In typical networking devices, various switches are used in integrated circuits to support different functionalities. For example, a cellular transceiver may support carrier aggregation, which allows for the simultaneous reception of two independent frequency channels. In order to provide simultaneous reception, at least two receive mixers, each driven by an independent frequency divider, are used. These frequency dividers are driven or clocked by one of two different voltage-controlled oscillators (VCOs) that run concurrently. Each divider clock input is also selectable between the two VCOs, and a two-to-one input switch network is often used.
In these types of circuits, the VCOs generally run simultaneously at different frequencies. Therefore, a high degree of isolation between switches is desirable to reduce energy coupling through a disabled switch. For example, when energy passes through a disabled switch, a spur could occur on the input to the frequency dividers. The spur may propagate through the frequency dividers and onto the receive mixer, resulting in unwanted signals mixed into the desired band. By providing isolation between the input switches, energy passing through a disabled switch is reduced.

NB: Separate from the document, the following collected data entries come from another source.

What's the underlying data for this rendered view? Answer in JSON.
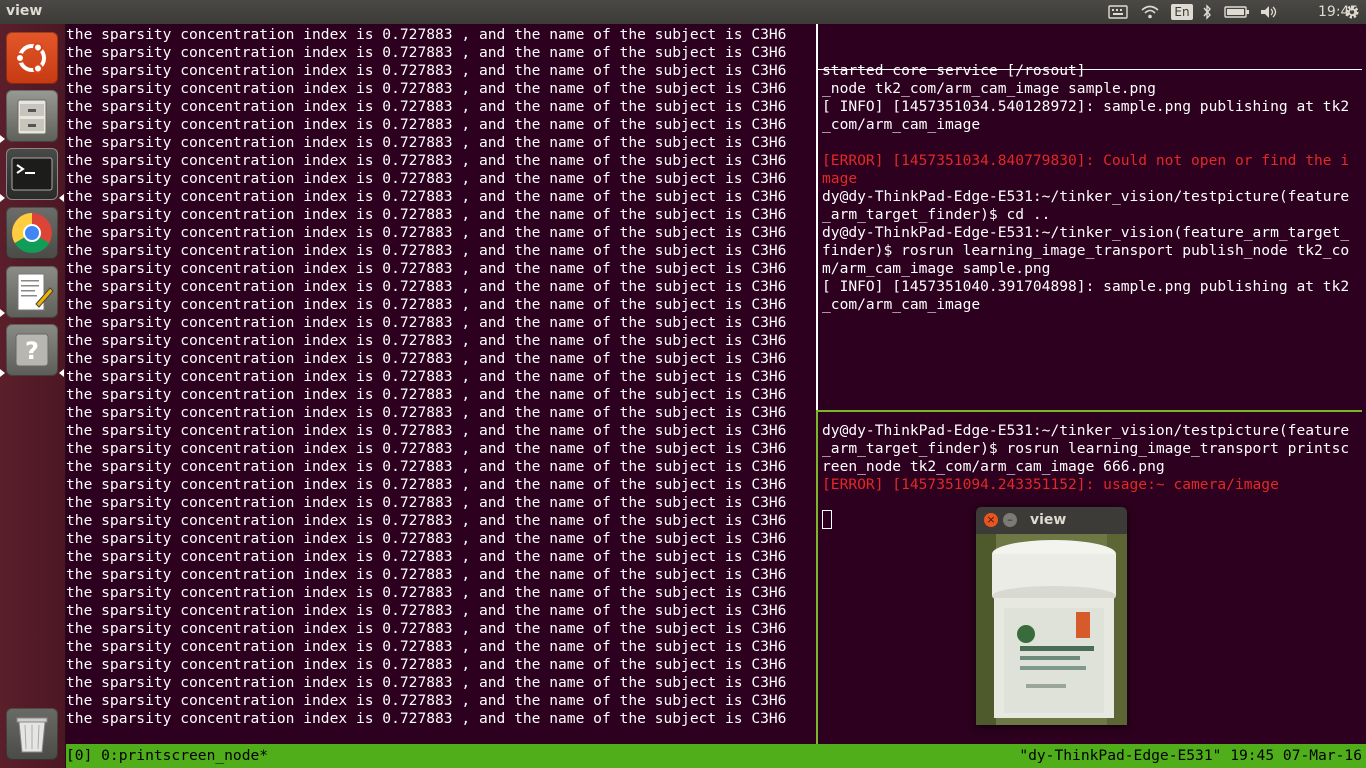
{
  "top_panel": {
    "title": "view",
    "indicators": [
      "keyboard-icon",
      "wifi-icon",
      "language-indicator",
      "bluetooth-icon",
      "battery-icon",
      "volume-icon",
      "gear-icon"
    ],
    "language": "En",
    "clock": "19:45"
  },
  "launcher": {
    "items": [
      "ubuntu-dash",
      "file-manager",
      "terminal",
      "chrome",
      "text-editor",
      "help",
      "trash"
    ]
  },
  "left_pane": {
    "line": "the sparsity concentration index is 0.727883 , and the name of the subject is C3H6",
    "line_count": 39
  },
  "top_right_pane": {
    "lines": [
      "started core service [/rosout]"
    ]
  },
  "mid_right_pane": {
    "lines": [
      {
        "text": "_node tk2_com/arm_cam_image sample.png",
        "error": false
      },
      {
        "text": "[ INFO] [1457351034.540128972]: sample.png publishing at tk2",
        "error": false
      },
      {
        "text": "_com/arm_cam_image",
        "error": false
      },
      {
        "text": "",
        "error": false
      },
      {
        "text": "[ERROR] [1457351034.840779830]: Could not open or find the i",
        "error": true
      },
      {
        "text": "mage",
        "error": true
      },
      {
        "text": "dy@dy-ThinkPad-Edge-E531:~/tinker_vision/testpicture(feature",
        "error": false
      },
      {
        "text": "_arm_target_finder)$ cd ..",
        "error": false
      },
      {
        "text": "dy@dy-ThinkPad-Edge-E531:~/tinker_vision(feature_arm_target_",
        "error": false
      },
      {
        "text": "finder)$ rosrun learning_image_transport publish_node tk2_co",
        "error": false
      },
      {
        "text": "m/arm_cam_image sample.png",
        "error": false
      },
      {
        "text": "[ INFO] [1457351040.391704898]: sample.png publishing at tk2",
        "error": false
      },
      {
        "text": "_com/arm_cam_image",
        "error": false
      }
    ]
  },
  "bot_right_pane": {
    "lines": [
      {
        "text": "dy@dy-ThinkPad-Edge-E531:~/tinker_vision/testpicture(feature",
        "error": false
      },
      {
        "text": "_arm_target_finder)$ rosrun learning_image_transport printsc",
        "error": false
      },
      {
        "text": "reen_node tk2_com/arm_cam_image 666.png",
        "error": false
      },
      {
        "text": "[ERROR] [1457351094.243351152]: usage:~ camera/image",
        "error": true
      }
    ]
  },
  "status_bar": {
    "left": "[0] 0:printscreen_node*",
    "right": "\"dy-ThinkPad-Edge-E531\" 19:45 07-Mar-16"
  },
  "view_window": {
    "title": "view",
    "close_glyph": "×",
    "min_glyph": "–"
  },
  "colors": {
    "terminal_bg": "#2c001e",
    "error": "#e22828",
    "tmux_green": "#4fae1a"
  }
}
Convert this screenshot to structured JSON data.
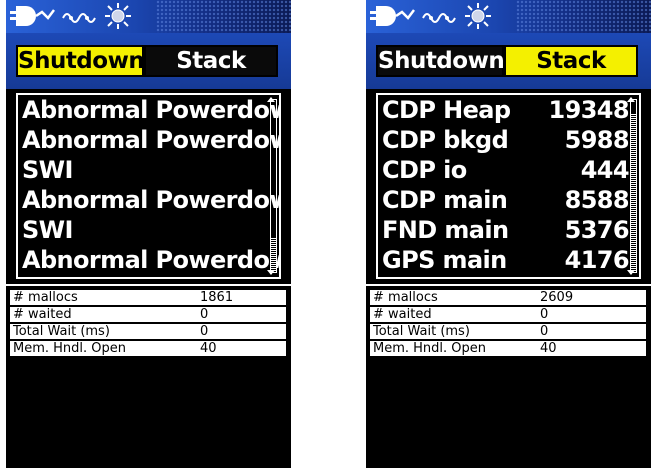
{
  "screens": [
    {
      "tabs": [
        {
          "label": "Shutdown",
          "active": true
        },
        {
          "label": "Stack",
          "active": false
        }
      ],
      "list": [
        {
          "label": "Abnormal Powerdown"
        },
        {
          "label": "Abnormal Powerdown"
        },
        {
          "label": "SWI"
        },
        {
          "label": "Abnormal Powerdown"
        },
        {
          "label": "SWI"
        },
        {
          "label": "Abnormal Powerdown"
        }
      ],
      "stats": [
        {
          "key": "# mallocs",
          "value": "1861"
        },
        {
          "key": "# waited",
          "value": "0"
        },
        {
          "key": "Total Wait (ms)",
          "value": "0"
        },
        {
          "key": "Mem. Hndl. Open",
          "value": "40"
        }
      ]
    },
    {
      "tabs": [
        {
          "label": "Shutdown",
          "active": false
        },
        {
          "label": "Stack",
          "active": true
        }
      ],
      "list": [
        {
          "label": "CDP Heap",
          "value": "19348"
        },
        {
          "label": "CDP bkgd",
          "value": "5988"
        },
        {
          "label": "CDP io",
          "value": "444"
        },
        {
          "label": "CDP main",
          "value": "8588"
        },
        {
          "label": "FND main",
          "value": "5376"
        },
        {
          "label": "GPS main",
          "value": "4176"
        }
      ],
      "stats": [
        {
          "key": "# mallocs",
          "value": "2609"
        },
        {
          "key": "# waited",
          "value": "0"
        },
        {
          "key": "Total Wait (ms)",
          "value": "0"
        },
        {
          "key": "Mem. Hndl. Open",
          "value": "40"
        }
      ]
    }
  ],
  "icons": [
    "power-plug-icon",
    "satellite-signal-icon",
    "backlight-sun-icon"
  ],
  "colors": {
    "active_tab": "#f4f000",
    "statusbar": "#2a62d8",
    "tabbar": "#1d49b6"
  }
}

A multiple switch circuit may be used to provide high isolation. For example, good isolation can be achieved by using two switches in series with a ground shunt switch placed between them. However, this type of scheme requires the two series pass switches to be at least two times larger to provide a comparable resistance of a single switch circuit. Consequently, the total parasitic capacitance of these two series switches in combination with the shunt switch is about four times larger than the capacitance associated with a single switch. This not only limits the operating frequency range of these switches, but also increases power consumption.